Die größte Gefahr für Wahlen gehe von Generative AI aus, die sowohl bei nationalen Wahlen, als auch im lokalen Bereich eine zunehmende Rolle spielen werde. Dabei müsse es nicht unbedingt um die Beeinflussung der Wahlergebnisse selbst gehen, etwa indem die Menschen zu diesem oder jenem Kandidaten gedrängt würden. "Ein anderer Ansatzpunkt ist für das Erodieren des Vertrauens in das System, in Politiker oder in Wahlbehörden zu sorgen. Damit wird auch beeinflusst, ob die Gesellschaft die Resultate der Wahl akzeptiert oder nicht. Wir haben schon gesehen, was Misstrauen auslösen kann", so die Expertin.

Dieser Entwicklung müsse sowohl von technischer als auch gesellschaftlicher Seite entgegengewirkt werden. Bei ersterem gehe es um die Abwehr von Cyberangriffen und Schadsoftware sowie das Erkennen von synthetischen Inhalten wie Deepfakes, wobei hier massive Investitionen in die Forschung notwendig seien. Diskutiert werde derzeit außerdem über Wasserzeichen und andere Arten der Kennzeichnung von Content, der von bekannten Anbietern wie dem ChatGPT-Entwickler OpenAI kommt. "Es gibt aber auch Open-Access-KI-Modelle, die von böswilligen Akteuren benutzt werden können, um synthetische Medien zu produzieren, die nicht gekennzeichnet sind. Man kann also weiter unter dem Radar bleiben", erläuterte Hickok.

Zugang für die Forschung

Wichtig für die Forschung sei der Zugang zu Daten der Plattformen, um Manipulationen aufspüren zu können. Aktuell ist das laut der Expertin sehr schwierig und oft mit enormen Kosten verbunden, wodurch sich kaum herausfinden lasse, wie Informationen verbreitet, manipuliert und verstärkt werden. Auf gesellschaftlicher Seite brauche es mehr Wissen und Fähigkeiten im Umgang mit KI sowie groß angelegte öffentliche Kampagnen. "Wir müssen den Leuten zwar den potenziellen Einfluss und die Risiken dieser Technologien vermitteln. Die Menschen sollten sich wegen dieser Risiken aber nicht aus demokratischen Prozessen und Wahlen zurückziehen", so die Gründerin der Plattform AIethicist.org, die unter anderem die EU-Kommission berät.

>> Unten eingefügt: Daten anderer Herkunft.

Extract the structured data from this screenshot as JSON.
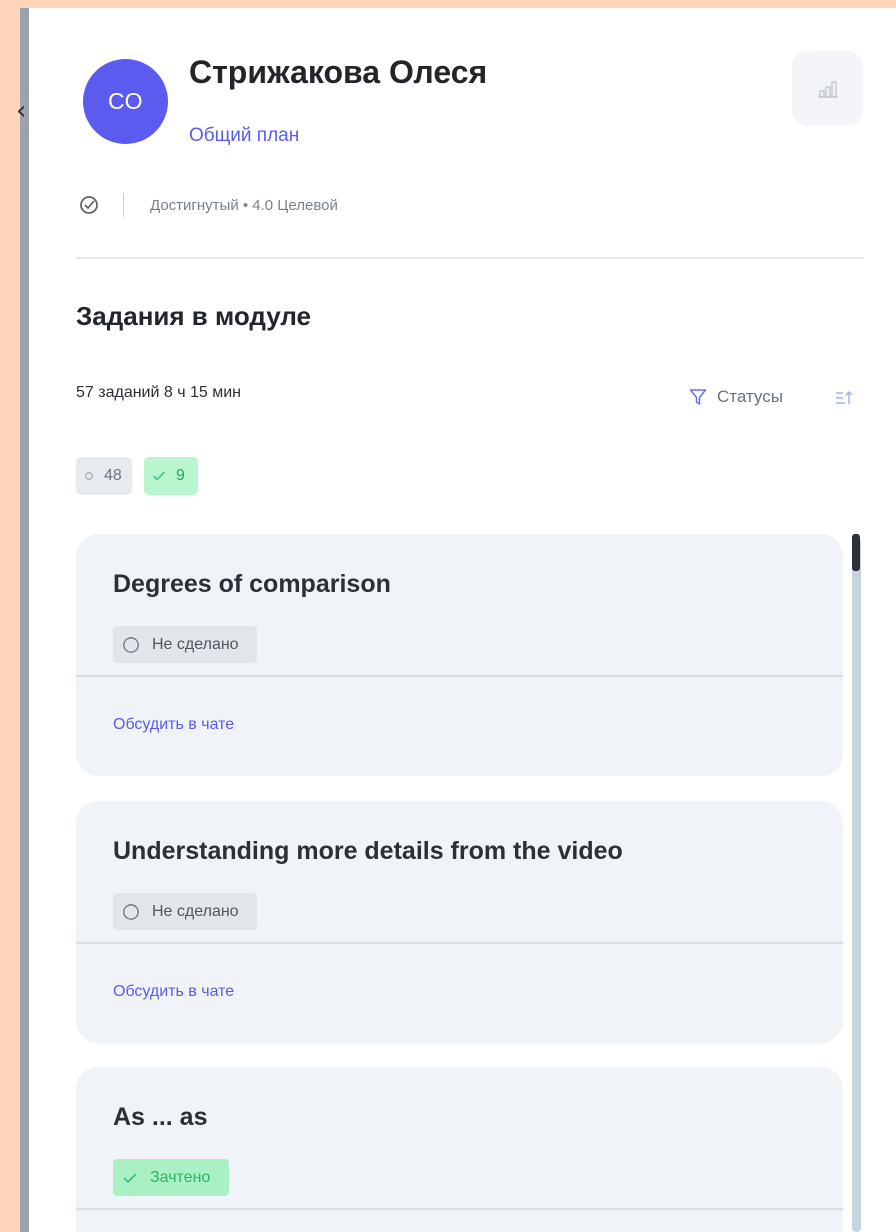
{
  "profile": {
    "initials": "СО",
    "name": "Стрижакова Олеся",
    "plan_link": "Общий план",
    "goal_text": "Достигнутый • 4.0 Целевой"
  },
  "module": {
    "title": "Задания в модуле",
    "summary": "57 заданий 8 ч 15 мин",
    "statuses_label": "Статусы",
    "chips": [
      {
        "icon": "circle-icon",
        "count": "48"
      },
      {
        "icon": "check-icon",
        "count": "9"
      }
    ]
  },
  "tasks": [
    {
      "title": "Degrees of comparison",
      "status": "Не сделано",
      "status_type": "todo",
      "chat_link": "Обсудить в чате"
    },
    {
      "title": "Understanding more details from the video",
      "status": "Не сделано",
      "status_type": "todo",
      "chat_link": "Обсудить в чате"
    },
    {
      "title": "As ... as",
      "status": "Зачтено",
      "status_type": "done"
    }
  ],
  "colors": {
    "accent": "#5b5bf0",
    "success_bg": "#a9f0c4",
    "success_text": "#2bb463",
    "frame": "#ffd4b8"
  }
}
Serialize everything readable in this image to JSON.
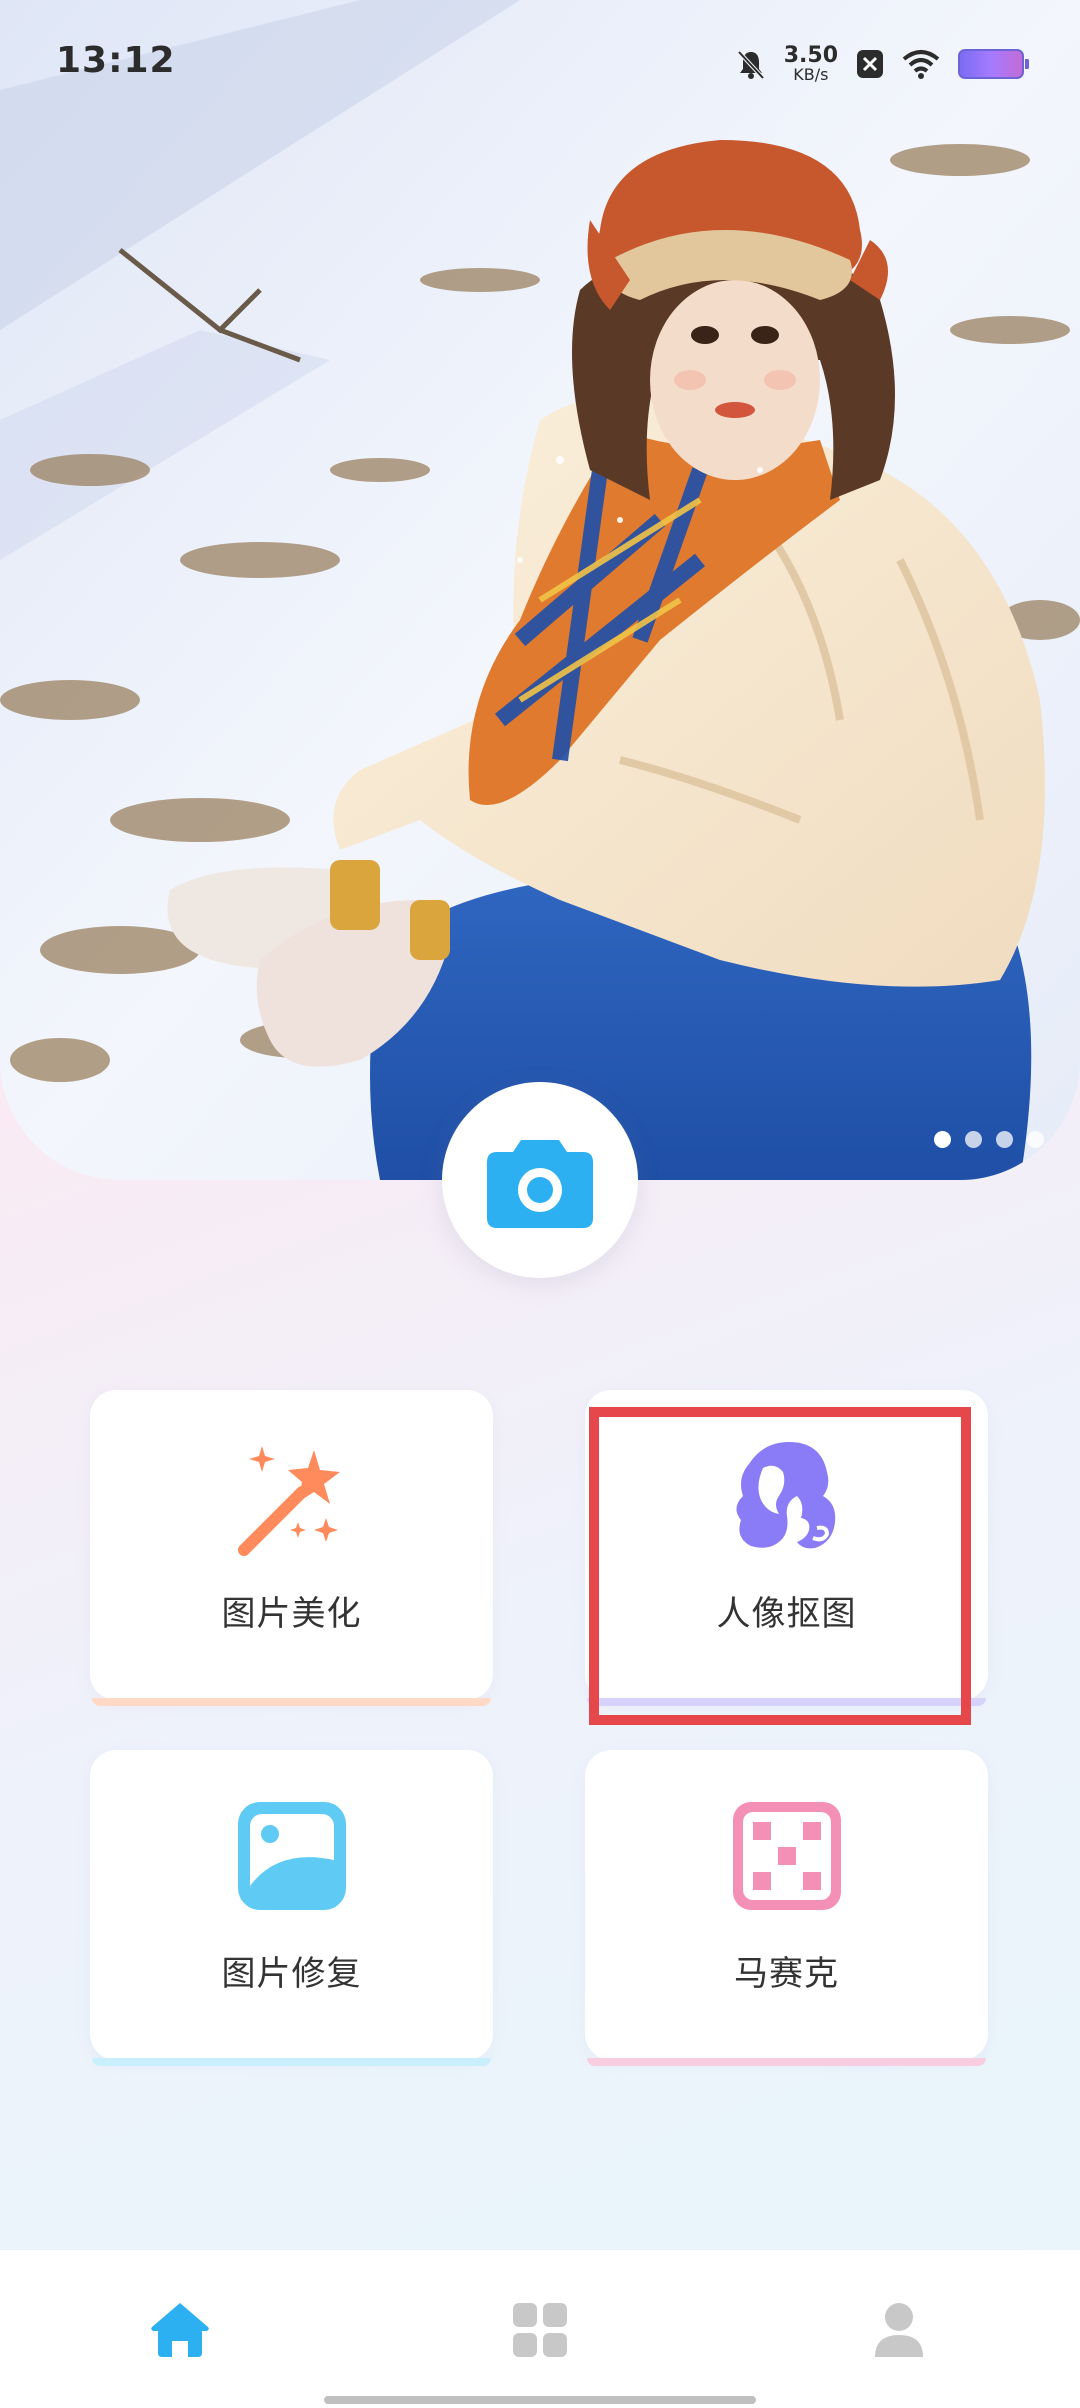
{
  "status_bar": {
    "time": "13:12",
    "net_speed_value": "3.50",
    "net_speed_unit": "KB/s",
    "icons": [
      "mute-bell-icon",
      "close-box-icon",
      "wifi-icon",
      "battery-icon"
    ]
  },
  "hero": {
    "image_subject": "girl in snow with orange hat and plaid scarf",
    "pager": {
      "count": 4,
      "active_index": 0
    }
  },
  "camera_button": {
    "icon": "camera-icon",
    "color": "#2cb0f2"
  },
  "features": [
    {
      "label": "图片美化",
      "icon": "magic-wand-icon",
      "color": "#ff8a5b",
      "underline": "#ffd9c6"
    },
    {
      "label": "人像抠图",
      "icon": "portrait-cutout-icon",
      "color": "#8a7cf7",
      "underline": "#d6d2fb"
    },
    {
      "label": "图片修复",
      "icon": "image-repair-icon",
      "color": "#5fcbf5",
      "underline": "#c9eefc"
    },
    {
      "label": "马赛克",
      "icon": "mosaic-icon",
      "color": "#f48fb5",
      "underline": "#f9cde0"
    }
  ],
  "bottom_nav": [
    {
      "name": "home",
      "icon": "home-icon",
      "active": true,
      "color": "#2cb0f2"
    },
    {
      "name": "apps",
      "icon": "grid-icon",
      "active": false,
      "color": "#c8c8c8"
    },
    {
      "name": "profile",
      "icon": "user-icon",
      "active": false,
      "color": "#c8c8c8"
    }
  ],
  "colors": {
    "accent": "#2cb0f2",
    "highlight": "#e5474b"
  }
}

Erst vor wenigen Tagen hat das Weltwirtschaftsforum (World Economic Forum) einen Bericht vorgestellt, in dem die Beeinflussung von Wahlen durch KI-gesteuerte Desinformation als eines der weltweit größten Risiken in den kommenden zwei Jahren genannt wird. "Auch langfristige Entwicklungen wie die Klimakrise und das Thema Migration werden davon beeinflusst. Denn mit Desinformation kann man die Menschen polarisieren und radikalisieren, egal, um welche politische Auseinandersetzung es geht. Technologie ist die Basis all dieser Konflikte", erklärte Hickok.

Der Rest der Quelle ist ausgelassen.